Prohibit possession or use of a sinker release device. Wardens say the device is being used by trollers on Lake Michigan, with one angler claiming to have dropped 3,000 pounds of lead into the lake while in possession of 11,000 pounds of lead slated to be molded into new weights.

Expand the list of waters where bowfishing is allowed between sunset and sunrise, primarily in lakes south of Wisconsin 29. (A notable exception is Shawano Lake.)

Allow residents younger than 16 to possess turtles without a fishing or hunting license.

Prohibit the harvest of live clams from inland waters.

The Conservation Congress is seeking input on several potential fishery rule changes, asking anglers whether they support:

Closure of smallmouth bass fishing through June 30 to protect spawning fish.

Allowing a catch-and-release smallmouth bass fishing season on Green Bay and Lake Michigan from the first Saturday in May through June 30, with regular fishing to open July 1 with a five-fish daily bag limit.

Reducing the daily bag limit on smallmouth bass on Green Bay and Lake Michigan from five to three.

Standardizing statewide inland trout regulations to create a three-trout daily bag with a 7-inch minimum size as a way to "uncomplicate" current rules.
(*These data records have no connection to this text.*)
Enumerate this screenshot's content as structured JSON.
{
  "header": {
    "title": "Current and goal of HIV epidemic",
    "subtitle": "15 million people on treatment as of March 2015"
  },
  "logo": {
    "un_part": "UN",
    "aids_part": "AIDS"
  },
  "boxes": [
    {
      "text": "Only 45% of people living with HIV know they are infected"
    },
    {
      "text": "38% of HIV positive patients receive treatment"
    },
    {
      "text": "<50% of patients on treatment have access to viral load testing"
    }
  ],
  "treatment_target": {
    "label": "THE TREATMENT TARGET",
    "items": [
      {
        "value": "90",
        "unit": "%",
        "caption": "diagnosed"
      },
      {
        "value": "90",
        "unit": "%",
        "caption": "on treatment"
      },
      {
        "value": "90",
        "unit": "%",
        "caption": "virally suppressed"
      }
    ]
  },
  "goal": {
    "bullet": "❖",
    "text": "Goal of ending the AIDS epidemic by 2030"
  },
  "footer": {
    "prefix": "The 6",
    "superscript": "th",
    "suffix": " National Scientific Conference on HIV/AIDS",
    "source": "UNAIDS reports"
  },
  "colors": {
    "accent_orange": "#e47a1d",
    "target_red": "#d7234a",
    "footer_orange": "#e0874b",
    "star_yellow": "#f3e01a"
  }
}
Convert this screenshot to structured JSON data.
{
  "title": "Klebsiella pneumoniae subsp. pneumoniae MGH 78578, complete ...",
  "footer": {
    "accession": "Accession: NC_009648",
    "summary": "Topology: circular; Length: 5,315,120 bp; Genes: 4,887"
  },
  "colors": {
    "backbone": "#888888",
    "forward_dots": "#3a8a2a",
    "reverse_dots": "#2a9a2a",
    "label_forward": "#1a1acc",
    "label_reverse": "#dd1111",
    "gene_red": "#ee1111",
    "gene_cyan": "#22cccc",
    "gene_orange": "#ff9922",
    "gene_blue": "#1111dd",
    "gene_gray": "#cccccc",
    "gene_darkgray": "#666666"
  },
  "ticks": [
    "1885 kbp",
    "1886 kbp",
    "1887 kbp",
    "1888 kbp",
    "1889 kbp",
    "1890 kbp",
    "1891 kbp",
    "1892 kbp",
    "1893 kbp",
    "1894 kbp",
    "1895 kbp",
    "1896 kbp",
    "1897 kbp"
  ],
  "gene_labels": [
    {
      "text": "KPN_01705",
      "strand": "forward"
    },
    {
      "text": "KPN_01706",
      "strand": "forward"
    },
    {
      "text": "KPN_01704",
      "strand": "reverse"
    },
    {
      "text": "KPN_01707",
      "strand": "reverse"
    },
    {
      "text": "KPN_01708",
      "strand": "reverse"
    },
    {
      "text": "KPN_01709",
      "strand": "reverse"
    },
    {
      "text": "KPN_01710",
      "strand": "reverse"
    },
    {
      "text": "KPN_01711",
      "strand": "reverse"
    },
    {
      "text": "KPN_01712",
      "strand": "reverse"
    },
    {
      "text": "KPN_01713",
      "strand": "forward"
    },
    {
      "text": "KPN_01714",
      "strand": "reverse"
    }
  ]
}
Requiring the state Legislature to retain segregated account funds (special license fees and stamps) solely for their intended purposes.

A hunter and trapper bill of rights calling for Natural Resources Board authority to appoint the DNR secretary and for the Legislature to vote on Natural Resources Board nominees within six months of their nomination.

Hearing attendees also will vote for two local delegates to the Conservation Congress. Terms are for three years and two years.

In addition, local resolutions can be written and submitted for a vote.

This year, votes will be recorded on electronic ballots for the first time.